As the EU mulls how to deal with Hungary’s crackdown on the George Soros-funded Central European University, the university’s boss has a clear message for his critics: “I just want to be left the hell alone.”
On Wednesday, the European Commission will debate whether to take legal action against Hungary for alleged repeated violations of EU law. Meanwhile, Prime Minister Viktor Orbán is expected to address the European Parliament plenary session in Brussels.
A day later, Soros will be in Brussels for what his team describe as long-standing meetings on Roma inclusion, refugee protection, and attacks on freedoms of speech and the establishment.
Another key player in the row was in Brussels this week. The university’s president, Michael Ignatieff, formerly of Harvard and a predecessor of Justin Trudeau as leader of Canada’s Liberal Party, insists he doesn’t want a fight with Orban. “I just want to be left the hell alone” he told POLITICO’s Brussels Playbook.

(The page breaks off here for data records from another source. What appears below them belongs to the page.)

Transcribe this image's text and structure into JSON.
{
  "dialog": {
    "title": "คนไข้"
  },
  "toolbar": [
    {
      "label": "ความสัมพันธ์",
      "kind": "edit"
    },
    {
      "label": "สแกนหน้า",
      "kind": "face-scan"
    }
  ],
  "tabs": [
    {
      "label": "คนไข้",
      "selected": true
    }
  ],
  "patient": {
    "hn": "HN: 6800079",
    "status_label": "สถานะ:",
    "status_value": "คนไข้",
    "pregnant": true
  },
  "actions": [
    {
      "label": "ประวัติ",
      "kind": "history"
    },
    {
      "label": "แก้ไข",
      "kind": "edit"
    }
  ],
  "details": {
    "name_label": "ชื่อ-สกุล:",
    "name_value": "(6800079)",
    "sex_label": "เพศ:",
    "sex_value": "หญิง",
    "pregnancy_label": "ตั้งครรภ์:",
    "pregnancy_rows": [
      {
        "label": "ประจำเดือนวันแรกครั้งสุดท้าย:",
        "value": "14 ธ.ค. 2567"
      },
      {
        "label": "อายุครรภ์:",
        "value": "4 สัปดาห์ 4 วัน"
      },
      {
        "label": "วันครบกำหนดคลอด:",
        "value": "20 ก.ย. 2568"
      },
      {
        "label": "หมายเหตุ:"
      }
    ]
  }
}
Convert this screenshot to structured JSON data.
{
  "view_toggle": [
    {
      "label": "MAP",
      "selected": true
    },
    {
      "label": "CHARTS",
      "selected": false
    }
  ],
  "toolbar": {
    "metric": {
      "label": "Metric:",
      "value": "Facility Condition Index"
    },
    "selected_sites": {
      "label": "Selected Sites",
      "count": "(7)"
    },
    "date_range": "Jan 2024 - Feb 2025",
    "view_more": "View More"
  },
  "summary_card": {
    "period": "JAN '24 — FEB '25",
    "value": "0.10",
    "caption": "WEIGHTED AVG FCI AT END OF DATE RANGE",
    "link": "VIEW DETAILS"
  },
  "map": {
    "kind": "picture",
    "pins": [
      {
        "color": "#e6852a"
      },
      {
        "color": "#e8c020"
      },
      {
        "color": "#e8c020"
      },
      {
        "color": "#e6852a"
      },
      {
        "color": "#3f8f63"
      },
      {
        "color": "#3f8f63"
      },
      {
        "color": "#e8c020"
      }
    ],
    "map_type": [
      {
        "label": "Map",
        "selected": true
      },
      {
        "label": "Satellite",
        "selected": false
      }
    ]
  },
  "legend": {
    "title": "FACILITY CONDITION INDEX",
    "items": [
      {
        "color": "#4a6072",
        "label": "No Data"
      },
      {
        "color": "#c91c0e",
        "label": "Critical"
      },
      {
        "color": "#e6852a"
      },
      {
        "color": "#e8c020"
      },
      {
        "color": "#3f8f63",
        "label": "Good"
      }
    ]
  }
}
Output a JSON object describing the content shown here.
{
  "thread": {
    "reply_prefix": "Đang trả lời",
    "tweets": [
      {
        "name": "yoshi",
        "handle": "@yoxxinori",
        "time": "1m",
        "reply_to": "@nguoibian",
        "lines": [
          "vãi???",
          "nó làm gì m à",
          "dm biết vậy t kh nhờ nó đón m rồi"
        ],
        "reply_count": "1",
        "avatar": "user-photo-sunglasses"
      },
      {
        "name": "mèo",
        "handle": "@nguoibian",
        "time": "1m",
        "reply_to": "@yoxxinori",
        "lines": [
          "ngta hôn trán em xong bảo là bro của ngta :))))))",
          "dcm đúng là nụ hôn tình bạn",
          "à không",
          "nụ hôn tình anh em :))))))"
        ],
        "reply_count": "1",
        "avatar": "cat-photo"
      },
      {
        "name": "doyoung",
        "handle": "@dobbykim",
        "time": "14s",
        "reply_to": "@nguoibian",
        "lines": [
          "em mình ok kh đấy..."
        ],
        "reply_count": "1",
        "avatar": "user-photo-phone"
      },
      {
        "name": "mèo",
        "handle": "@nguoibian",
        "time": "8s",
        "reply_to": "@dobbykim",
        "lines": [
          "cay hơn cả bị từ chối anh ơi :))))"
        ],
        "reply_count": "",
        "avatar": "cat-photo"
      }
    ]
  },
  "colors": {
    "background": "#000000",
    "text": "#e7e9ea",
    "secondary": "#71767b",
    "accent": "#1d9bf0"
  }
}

The problem for Ignatieff is that the fight’s already started.
The Commission is likely to take meaningful action only if the CEU’s concerns are bundled together with other fears about the rule of law in Hungary. They include a new law that limits the ability of NGOs to operate in Hungary, refugee and asylum policy moves that contravene EU agreements, and long-standing concerns about media law and court appointments.
The difficulty the EU faces is that any legal action it takes may take years to finish — and that’s too late for the CEU.
The university, established in the United States but run from a campus in Budapest, faces closure in 2018 if Orbán’s government implements a law agreed in early April governing universities in Hungary. The law was presented and agreed without public consultation.
Six hundred jobs and a lot of reputations are on the line. Students and staff from over 100 countries face the prospect of relocation or returning home.
Ignatieff said the prime minister’s office is engaged in “institutional hostage-taking.”
He said the Hungarian government refuses to talk to him and his team about possible solutions and will only talk to the U.S. government.
The U.S. State Department has made clear that it has no jurisdiction over universities and doesn’t support Hungary’s university law.
To make the situation more complicated, the Hungarian government recalled Réka Szemerkényi, its ambassador to the United States, just days after the State Department began sending chilly messages to Hungary.
Hungarian government spokesperson Zoltán Kovács did not reply to POLITICO’s requests for comment.
The Hungarian government has sent mixed messages about its new law. At times the government has denied that Central European University is a target, but the minister responsible for the bill, Zoltán Balog, regularly rails against Soros and has said the law is needed to ensure universities in Hungary meet “foreign policy priorities.”
Ignatieff insists that he’d rather the CEU stay in Hungary than move to Vienna or any of the seven locations that have offered to host it. “It’s our home. I feel strongly about it,” he said.
A demonstration is planned in Budapest for May 1, the latest in a series of grassroots protests in support of the university.